Monday, April 15, 2013
Al-Shabaab's top spokesman Sheikh Ali Mohamoud Raghe alias
Sheikh Ali Dhere said Monday that his radical Somali Islamist group was
responsible for the deadly bombing attacks in Mogadishu on Sunday.
The hardliner cleric stated that five specially trained fighters were behind th assault on the Dhismaha Maxkamadaha (Courts building) in Mogadishu’s old-town district of Hamarweyne.
“The mujahedeen (holy warriors) killed 27 and wounded 60,” declared Sheikh Ali Dhere. “The fighters carried out Qaswatu Hasmi Dawaqeed (Crusade to eliminate those against Allah’s laws).”
The announcement came after about half a dozen
Al-Shabaab militants attacked the vast two-storey courts building that
lies next Mogadishu’s municipal offices.
Hospital records indicate that 23 people died
including lawyers, court officials, security guards plus the attackers
themselves.
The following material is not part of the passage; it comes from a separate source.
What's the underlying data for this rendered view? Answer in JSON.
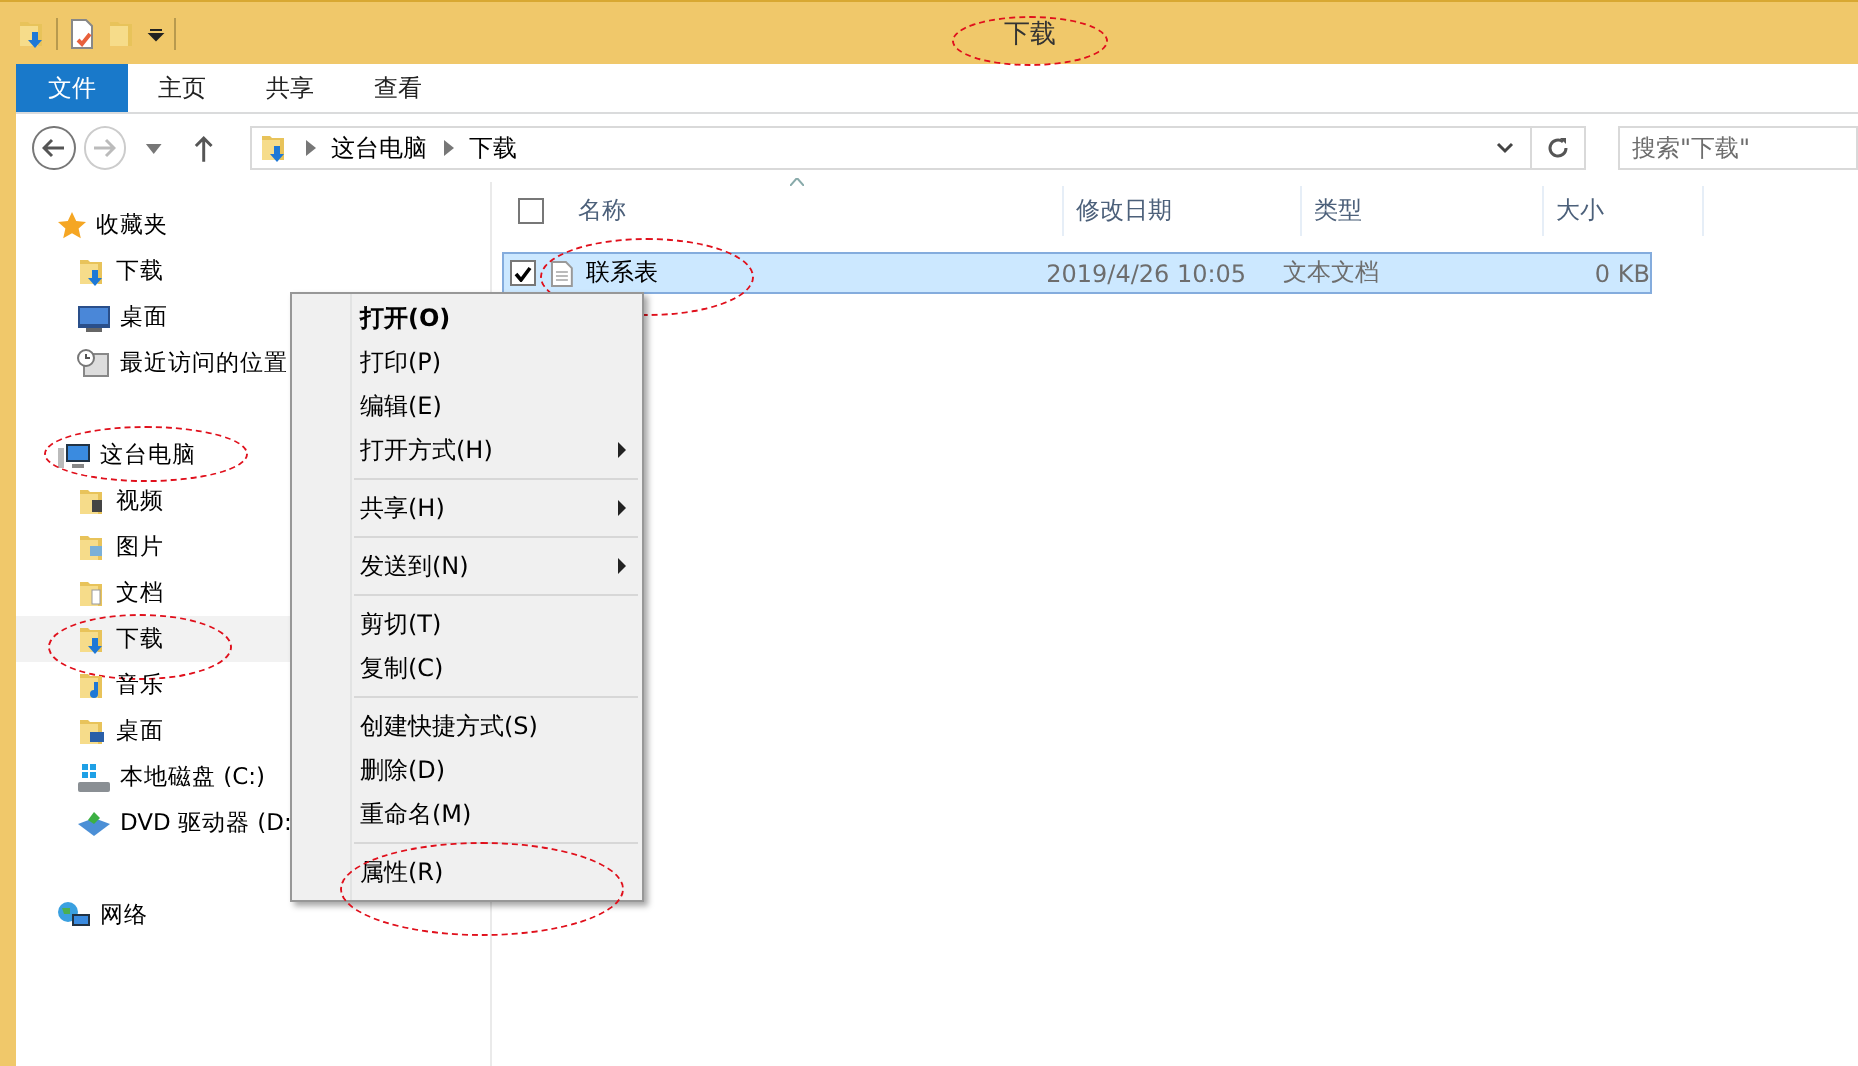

Officials at Madina hospital, the largest referral facility
for casualties of violence in Mogadishu, stated that they received up to
42 wounded victims.
News agency AFP reports that up to 34 have so far died.
The dead included two lawyers who in February and
March successfully defended a woman who claimed to have been raped by
five men in police uniform and a journalist who interviewed her, and who
was accused of defaming the police.
Officials who escaped unhurt or were rescued from
the zone included the Chief Judge of Somalia’s Supreme Court, Abdullahi
Aideed Ilakahanaf, the Prime Judge of the Appeal Court as well as the
Chairman of the Banadir regional court and the Chief Prosecutor.
The Al-Shabaab spokesman, whose movement opposes
all conventional non-Islamic legal systems, underlined that the place
(courts) the militants attacked was being used for laws against Sharia.
The incident on Sunday was one of the deadliest
carried out by fanatical Islamists since Al-Shabaab fighters withdrew
from positions in Mogadishu nearly two years ago.
Meanwhile, Somali President Hassan Sheikh Mohamoud
convened a special meeting of the National Security Council on Sunday
night. “My government is going to take more serious steps against
Al-Shabaab,” declared the President at the end of the meeting.
“We are moving forward but the enemy of Somalia,
the enemy of all mankind will attempt to set us back and try to prevent
us from prospering. I want the terrorists to know that our country is
moving and will keep moving forward and will not be prevented to achieve
the ultimate noble goal of a peaceful and stable Somalia by a few
desperate terrorists," President Mahamoud vowed.
He pleaded for more public as well as
international support to combat the terror movement which he noted had
been militarily weakened and was now falling back on terror tactics.